La compréhension des mécanismes d’apparition des cancers reste l’un des défis de la médecine moderne. Une étude française publiée dans la revue Nature immunology, lundi 26 août, amène toutefois une piste supplémentaire. Le chercheur Julien Marie, et son équipe du centre de recherche en cancérologie de Lyon, se sont intéressés aux cancers du système digestif. Dans «environ 25 % des cas», ils se déclenchent après par une inflammation chronique, comme une pancréatite ou la maladie de Crohn.
L’inflammation est l’une des méthodes du système immunitaire pour répondre à une agression. Cette réaction ponctuelle peut parfois s’installer dans la durée, sous l’effet d’une infection persistante ou d’un dysfonctionnement. L’inflammation va alors «générer des dégâts sur l’ADN des cellules alentour», explique à Libération Julien Marie. Ces dégradations peuvent provoquer l’apparition d’un cancer à terme. Julien Marie et son équipe ont réussi à détailler un mécanisme responsable de l’inflammation qui conduit à la maladie dans le cas du cancer de l’intestin.
A lire aussi
Plus précisément, les chercheurs se sont intéressés aux cellules immunitaires, et en particulier à un sous-type de lymphocytes appelé Th17. Ces lymphocytes permettent aux cellules de l’intestin de se protéger contre les infections, mais sont aussi impliqués dans de nombreuses maladies inflammatoires. «Ils étaient souvent considérés comme un tout, mais on a voulu regarder dans le détail», souligne Julien Marie. Bien lui en a pris. Grâce à une technique récente permettant d’analyser le programme génétique de chaque cellule individuellement, ils ont mis en évidence «pour la première fois, qu’il existe en fait huit sous-types de lymphocytes Th17 ayant des rôles distincts. Avant, on pensait avoir un sac de pommes, mais en fait, dedans il y a des golden, des royal gala, etc.», illustre-t-il.

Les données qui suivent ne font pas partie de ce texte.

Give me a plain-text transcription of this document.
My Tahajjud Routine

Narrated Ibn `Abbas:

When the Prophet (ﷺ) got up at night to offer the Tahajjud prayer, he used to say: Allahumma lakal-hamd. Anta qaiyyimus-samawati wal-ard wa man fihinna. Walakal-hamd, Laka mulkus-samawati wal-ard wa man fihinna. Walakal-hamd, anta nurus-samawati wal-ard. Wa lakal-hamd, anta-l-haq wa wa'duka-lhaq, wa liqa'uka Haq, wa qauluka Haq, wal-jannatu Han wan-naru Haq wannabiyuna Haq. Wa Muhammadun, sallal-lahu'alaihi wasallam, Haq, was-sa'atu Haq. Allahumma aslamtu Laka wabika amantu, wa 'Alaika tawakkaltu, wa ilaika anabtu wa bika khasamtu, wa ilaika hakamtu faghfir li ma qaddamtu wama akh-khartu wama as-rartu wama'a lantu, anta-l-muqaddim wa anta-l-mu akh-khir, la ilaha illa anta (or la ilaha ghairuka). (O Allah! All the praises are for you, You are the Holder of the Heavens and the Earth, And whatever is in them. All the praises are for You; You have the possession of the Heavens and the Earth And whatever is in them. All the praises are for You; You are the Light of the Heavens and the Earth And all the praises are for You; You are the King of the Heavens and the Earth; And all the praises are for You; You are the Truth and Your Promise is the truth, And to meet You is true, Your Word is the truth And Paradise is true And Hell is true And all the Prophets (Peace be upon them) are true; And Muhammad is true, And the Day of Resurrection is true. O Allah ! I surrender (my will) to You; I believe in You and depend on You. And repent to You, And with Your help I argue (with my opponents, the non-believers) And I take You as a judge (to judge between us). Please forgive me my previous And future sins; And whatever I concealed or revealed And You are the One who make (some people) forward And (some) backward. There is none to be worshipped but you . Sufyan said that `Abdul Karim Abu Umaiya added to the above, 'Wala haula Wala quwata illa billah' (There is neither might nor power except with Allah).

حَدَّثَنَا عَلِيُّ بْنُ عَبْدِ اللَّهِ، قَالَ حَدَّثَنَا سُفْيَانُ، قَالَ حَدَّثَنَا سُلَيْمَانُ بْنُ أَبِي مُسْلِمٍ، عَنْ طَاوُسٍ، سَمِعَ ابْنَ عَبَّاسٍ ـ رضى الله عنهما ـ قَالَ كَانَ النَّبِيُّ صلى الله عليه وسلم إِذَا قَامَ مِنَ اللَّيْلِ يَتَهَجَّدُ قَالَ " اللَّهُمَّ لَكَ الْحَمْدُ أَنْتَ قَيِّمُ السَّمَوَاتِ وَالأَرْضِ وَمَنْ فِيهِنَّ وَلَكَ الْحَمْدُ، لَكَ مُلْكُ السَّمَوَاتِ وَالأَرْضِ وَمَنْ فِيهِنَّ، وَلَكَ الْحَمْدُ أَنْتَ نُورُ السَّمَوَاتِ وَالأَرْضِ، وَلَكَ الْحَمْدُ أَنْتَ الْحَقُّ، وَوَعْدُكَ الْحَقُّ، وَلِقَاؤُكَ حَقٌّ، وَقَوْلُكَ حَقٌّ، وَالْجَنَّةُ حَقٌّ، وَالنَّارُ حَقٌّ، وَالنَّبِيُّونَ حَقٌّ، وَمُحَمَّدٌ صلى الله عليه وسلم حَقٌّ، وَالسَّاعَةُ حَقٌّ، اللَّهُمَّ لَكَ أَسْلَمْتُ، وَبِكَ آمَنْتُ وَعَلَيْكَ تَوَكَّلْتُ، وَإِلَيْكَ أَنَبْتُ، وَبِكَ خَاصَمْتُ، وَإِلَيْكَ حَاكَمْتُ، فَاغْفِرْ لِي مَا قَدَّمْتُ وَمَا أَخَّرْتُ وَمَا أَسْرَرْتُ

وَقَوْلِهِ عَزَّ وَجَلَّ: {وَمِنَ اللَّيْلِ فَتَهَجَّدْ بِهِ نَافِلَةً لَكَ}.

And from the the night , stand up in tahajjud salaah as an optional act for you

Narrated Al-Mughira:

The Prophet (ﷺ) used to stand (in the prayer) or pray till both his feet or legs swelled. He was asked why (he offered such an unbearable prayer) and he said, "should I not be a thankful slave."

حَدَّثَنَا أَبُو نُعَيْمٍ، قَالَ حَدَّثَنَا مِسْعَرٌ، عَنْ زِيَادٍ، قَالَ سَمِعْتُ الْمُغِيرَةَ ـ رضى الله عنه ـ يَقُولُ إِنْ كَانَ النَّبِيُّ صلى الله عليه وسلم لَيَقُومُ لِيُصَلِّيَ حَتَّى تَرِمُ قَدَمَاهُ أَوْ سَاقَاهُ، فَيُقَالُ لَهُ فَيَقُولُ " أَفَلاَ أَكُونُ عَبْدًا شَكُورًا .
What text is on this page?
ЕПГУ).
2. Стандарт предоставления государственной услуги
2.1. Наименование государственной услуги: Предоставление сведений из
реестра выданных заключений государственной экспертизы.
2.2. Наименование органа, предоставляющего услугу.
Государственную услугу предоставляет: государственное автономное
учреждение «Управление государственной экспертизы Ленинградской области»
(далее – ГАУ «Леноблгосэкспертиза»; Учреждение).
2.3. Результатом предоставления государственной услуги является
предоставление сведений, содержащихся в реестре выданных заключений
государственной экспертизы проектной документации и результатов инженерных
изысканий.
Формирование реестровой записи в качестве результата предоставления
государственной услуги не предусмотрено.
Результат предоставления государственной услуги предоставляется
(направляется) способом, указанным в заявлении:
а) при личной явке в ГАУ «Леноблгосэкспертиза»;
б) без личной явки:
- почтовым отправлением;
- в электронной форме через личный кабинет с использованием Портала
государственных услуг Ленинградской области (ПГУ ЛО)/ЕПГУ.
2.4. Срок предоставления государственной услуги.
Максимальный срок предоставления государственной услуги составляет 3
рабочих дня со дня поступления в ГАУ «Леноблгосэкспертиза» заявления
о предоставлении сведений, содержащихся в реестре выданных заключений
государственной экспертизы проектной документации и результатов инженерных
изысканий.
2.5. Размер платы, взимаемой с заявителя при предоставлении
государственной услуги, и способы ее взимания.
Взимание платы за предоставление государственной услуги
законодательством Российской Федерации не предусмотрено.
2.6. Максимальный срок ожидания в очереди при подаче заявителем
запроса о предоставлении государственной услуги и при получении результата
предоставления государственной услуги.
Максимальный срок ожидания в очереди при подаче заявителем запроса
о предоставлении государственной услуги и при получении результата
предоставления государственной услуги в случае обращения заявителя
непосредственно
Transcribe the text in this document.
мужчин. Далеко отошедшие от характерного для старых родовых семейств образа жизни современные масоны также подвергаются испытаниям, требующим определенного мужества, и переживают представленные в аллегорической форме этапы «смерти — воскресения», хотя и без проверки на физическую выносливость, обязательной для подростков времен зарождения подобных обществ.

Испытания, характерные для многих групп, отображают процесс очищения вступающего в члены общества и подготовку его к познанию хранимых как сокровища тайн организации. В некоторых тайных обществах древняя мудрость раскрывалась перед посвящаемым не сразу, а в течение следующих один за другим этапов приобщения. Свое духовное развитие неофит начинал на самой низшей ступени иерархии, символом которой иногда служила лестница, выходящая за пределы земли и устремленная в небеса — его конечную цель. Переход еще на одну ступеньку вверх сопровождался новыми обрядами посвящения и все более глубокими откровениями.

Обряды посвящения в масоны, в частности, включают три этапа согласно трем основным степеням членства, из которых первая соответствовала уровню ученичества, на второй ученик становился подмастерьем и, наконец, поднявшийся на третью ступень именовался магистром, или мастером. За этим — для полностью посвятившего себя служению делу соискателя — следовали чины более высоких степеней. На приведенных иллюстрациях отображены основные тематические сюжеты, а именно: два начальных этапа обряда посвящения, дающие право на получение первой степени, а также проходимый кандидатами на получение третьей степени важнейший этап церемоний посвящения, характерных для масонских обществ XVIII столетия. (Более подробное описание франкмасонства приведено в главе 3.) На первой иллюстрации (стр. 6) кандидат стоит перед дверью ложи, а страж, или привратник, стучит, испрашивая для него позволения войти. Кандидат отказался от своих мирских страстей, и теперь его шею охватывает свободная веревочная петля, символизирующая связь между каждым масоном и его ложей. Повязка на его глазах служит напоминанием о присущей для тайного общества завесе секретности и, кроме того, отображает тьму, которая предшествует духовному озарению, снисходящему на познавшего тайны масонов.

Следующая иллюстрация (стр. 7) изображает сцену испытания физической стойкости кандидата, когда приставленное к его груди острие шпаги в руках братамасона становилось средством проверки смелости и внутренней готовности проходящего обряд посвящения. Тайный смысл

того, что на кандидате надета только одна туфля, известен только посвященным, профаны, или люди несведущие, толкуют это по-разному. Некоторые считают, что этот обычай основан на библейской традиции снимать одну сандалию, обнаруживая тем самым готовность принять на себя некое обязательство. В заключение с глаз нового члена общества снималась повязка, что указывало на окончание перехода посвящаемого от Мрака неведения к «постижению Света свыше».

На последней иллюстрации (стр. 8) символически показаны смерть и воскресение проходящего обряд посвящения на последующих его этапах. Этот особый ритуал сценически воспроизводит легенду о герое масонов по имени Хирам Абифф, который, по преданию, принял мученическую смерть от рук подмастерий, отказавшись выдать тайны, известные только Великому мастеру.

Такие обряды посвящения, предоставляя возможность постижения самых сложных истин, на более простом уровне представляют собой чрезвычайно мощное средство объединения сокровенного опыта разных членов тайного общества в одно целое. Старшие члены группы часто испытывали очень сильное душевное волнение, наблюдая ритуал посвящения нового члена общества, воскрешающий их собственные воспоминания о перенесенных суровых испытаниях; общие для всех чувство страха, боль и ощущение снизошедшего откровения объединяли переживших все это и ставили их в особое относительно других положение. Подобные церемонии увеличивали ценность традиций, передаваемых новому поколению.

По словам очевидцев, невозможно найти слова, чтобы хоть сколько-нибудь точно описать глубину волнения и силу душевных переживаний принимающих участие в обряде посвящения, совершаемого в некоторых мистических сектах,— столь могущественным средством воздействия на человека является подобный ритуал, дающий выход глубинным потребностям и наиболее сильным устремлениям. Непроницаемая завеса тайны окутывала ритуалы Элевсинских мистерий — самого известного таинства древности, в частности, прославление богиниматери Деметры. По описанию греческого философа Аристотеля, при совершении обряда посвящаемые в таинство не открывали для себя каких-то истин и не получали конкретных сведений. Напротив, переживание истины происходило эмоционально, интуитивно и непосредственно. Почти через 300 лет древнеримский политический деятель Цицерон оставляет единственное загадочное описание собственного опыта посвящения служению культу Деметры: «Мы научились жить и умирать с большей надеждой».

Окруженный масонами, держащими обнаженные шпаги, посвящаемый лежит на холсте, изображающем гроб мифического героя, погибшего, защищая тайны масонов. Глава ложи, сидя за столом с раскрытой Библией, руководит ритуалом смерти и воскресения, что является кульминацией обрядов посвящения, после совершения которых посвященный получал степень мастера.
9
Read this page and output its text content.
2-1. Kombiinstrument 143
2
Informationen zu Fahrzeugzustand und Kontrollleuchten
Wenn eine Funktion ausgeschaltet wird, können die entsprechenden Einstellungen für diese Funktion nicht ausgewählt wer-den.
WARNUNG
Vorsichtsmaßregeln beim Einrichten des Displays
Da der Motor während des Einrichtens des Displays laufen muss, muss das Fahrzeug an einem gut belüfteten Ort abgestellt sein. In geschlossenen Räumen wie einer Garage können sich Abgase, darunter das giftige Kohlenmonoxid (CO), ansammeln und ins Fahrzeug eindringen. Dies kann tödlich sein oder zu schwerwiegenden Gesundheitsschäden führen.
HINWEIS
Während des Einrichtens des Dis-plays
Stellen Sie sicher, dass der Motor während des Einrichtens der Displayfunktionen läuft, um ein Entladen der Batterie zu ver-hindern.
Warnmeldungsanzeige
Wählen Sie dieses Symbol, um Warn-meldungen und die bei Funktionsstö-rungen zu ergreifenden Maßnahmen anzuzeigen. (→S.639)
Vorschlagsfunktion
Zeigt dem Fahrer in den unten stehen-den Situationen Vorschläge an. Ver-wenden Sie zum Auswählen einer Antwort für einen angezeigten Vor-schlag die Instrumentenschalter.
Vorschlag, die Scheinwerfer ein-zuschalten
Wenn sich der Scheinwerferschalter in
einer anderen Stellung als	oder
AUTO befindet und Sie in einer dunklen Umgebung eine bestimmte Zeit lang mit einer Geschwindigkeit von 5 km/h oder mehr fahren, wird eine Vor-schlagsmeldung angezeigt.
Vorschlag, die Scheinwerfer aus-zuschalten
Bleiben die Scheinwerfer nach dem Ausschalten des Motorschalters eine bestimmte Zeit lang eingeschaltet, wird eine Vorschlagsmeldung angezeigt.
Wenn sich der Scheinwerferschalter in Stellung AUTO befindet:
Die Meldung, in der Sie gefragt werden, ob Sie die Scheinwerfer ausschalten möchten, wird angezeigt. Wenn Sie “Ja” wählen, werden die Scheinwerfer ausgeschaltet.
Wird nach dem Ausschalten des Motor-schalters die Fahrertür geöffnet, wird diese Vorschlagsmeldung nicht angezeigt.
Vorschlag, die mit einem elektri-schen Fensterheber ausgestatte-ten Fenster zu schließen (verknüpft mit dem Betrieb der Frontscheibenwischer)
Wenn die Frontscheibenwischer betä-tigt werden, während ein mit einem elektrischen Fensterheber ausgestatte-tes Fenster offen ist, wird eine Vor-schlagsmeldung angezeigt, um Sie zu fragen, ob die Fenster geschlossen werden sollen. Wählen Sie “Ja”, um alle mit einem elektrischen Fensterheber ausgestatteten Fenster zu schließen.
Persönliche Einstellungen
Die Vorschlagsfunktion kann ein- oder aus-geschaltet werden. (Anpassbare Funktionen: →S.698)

Et l’un de ces sous-types est particulièrement important. Absent chez la personne saine, il induit une forme d’inflammation chronique particulière et susceptible de dégénérer. «Le caractère chronique est essentiel pour l’apparition du cancer. Peut-être que l’inflammation est bénéfique quand elle apparaît» pour la défense immunitaire. «Mais, si elle s’installe, cela peut favoriser le développement d’un cancer», détaille Julien Marie.
«Le système immunitaire joue un rôle majeur dans le basculement, ou non, dans la maladie»
Cette étude ouvre des perspectives pour le diagnostic précoce des personnes à risque de développer des tumeurs, mais aussi, pourquoi pas, de nouvelles applications thérapeutiques. «Ces travaux montrent à quel point le système immunitaire joue un rôle majeur dans le basculement, ou non, dans la maladie», commente pour Libération, Steven Le Gouill, directeur de l’Ensemble hospitalier de l’Institut Curie. Pour lui, ce résultat a notamment un intérêt dans le développement des immunothérapies, afin d’éviter que ces traitements – s’appuyant sur le système immunitaire du patient pour s’attaquer à la tumeur – ne stimulent ces cellules nouvellement identifiées.
Mais tous les types de cancers ne sont pas concernés. Les travaux de Julien Marie ont été réalisés principalement sur des souris et dans un cas de cancer de l’intestin. En effet, les inflammations chroniques sont particulièrement présentes dans les pathologies de l’appareil digestif (foie, pancréas, intestins).
Cette avancée pourrait d’ailleurs permettre d’avancer une hypothèse pour expliquer un phénomène récent, et aussi inquiétant qu’inexpliqué pour l’instant : l’augmentation des cancers du pancréas y compris chez les moins de 50 ans. «Même les personnes jeunes sont plus à risque qu’avant de contracter cette maladie et nous n’avons pas d’explication précise sur ce changement de dynamique», pointe Steven Le Gouill. Aux Etats-Unis, l’obésité est notamment incriminée pour expliquer la hausse des cancers chez les plus jeunes. «Les apports alimentaires peuvent générer des inflammations chroniques. Cela peut commencer tôt», renchérit Julien Marie, avant 70 ans, l’âge médian de diagnostic des cancers en France. Le chercheur estime qu’un test diagnostic pourrait être développé d’ici trois à quatre ans sur la base de ses recherches. Pour qu’une thérapie soit mise en place, il faudra attendre plus longtemps.